Natural biopolymers are also becoming established as materials with diverse applications. For example, spider silk has antimicrobial and other desirable properties—such as elasticity, strength, and biocompatibility—that suit applications in medical textiles, medical devices, regenerative medicine, cosmetics and personal-care products, clothing, and military equipment. Chitosan is another readily available biopolymer that has many end uses, from bulk products to pharmaceuticals and personal-care products. Researchers can also turn cellulose into novel materials—including nanocellulose and cellulose foam—that find use in a wide range of applications, from packaging, construction, and electronics to medical products and cosmetics. Novel fibers that show enhanced physical properties such as increased resilience and flexibility will have great potential for use in a broad range of end-user applications. Biopolymers' potential for new business opportunities is a key driver of research activity and investor interest. Manufacturers of biopolymers will likely form partnerships with downstream products' manufacturers to commercialize their biopolymers. Other opportunity areas include industrial, medical, food, consumer-products, and pharmaceutical applications.

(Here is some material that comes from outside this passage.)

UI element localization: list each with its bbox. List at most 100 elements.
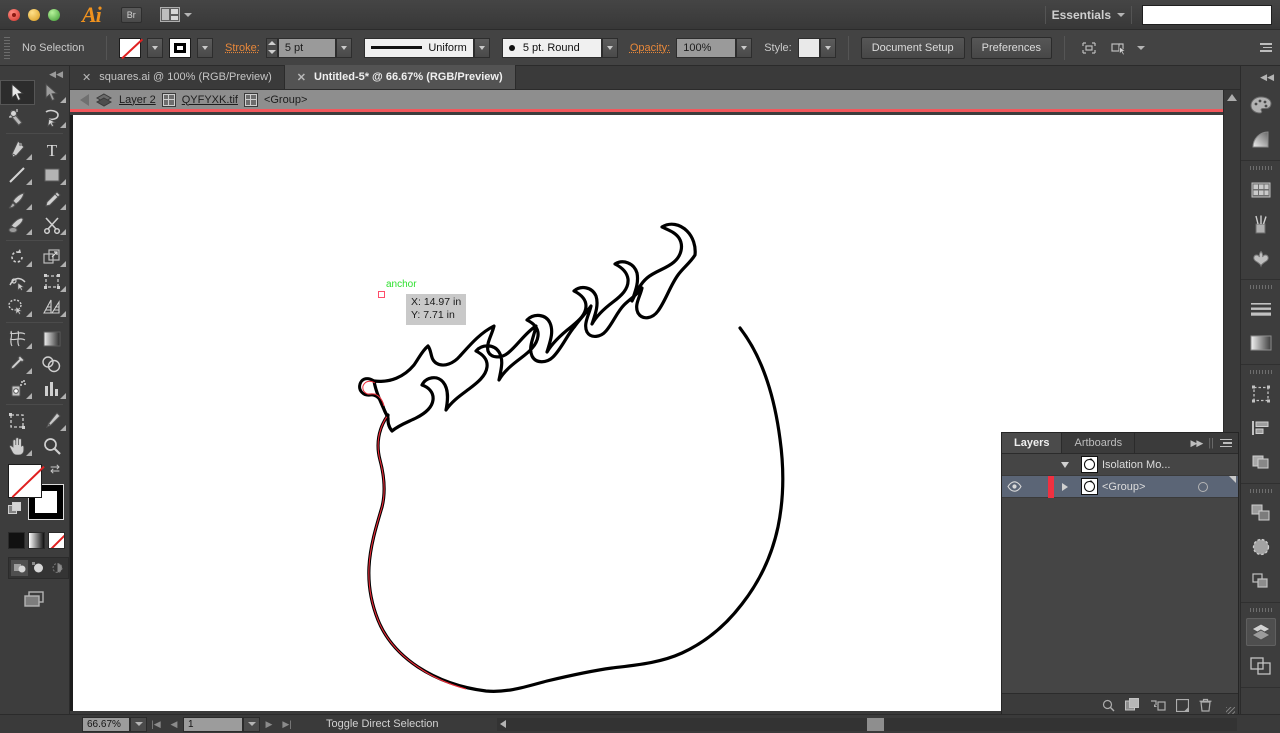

Nucleic-acid-based materials are increasingly finding use in a variety of applications, including drug delivery, agriculture, nanoelectronics, biocomputing, and biosensors. Although the technology remains mostly laboratory based, companies should monitor advances in the technology—such as CRISPR—that allow scientists to overcome the lack of fundamental knowledge. These advances may improve the pace of development and reduce the time frame in which opportunities can materialize and commercialization can occur.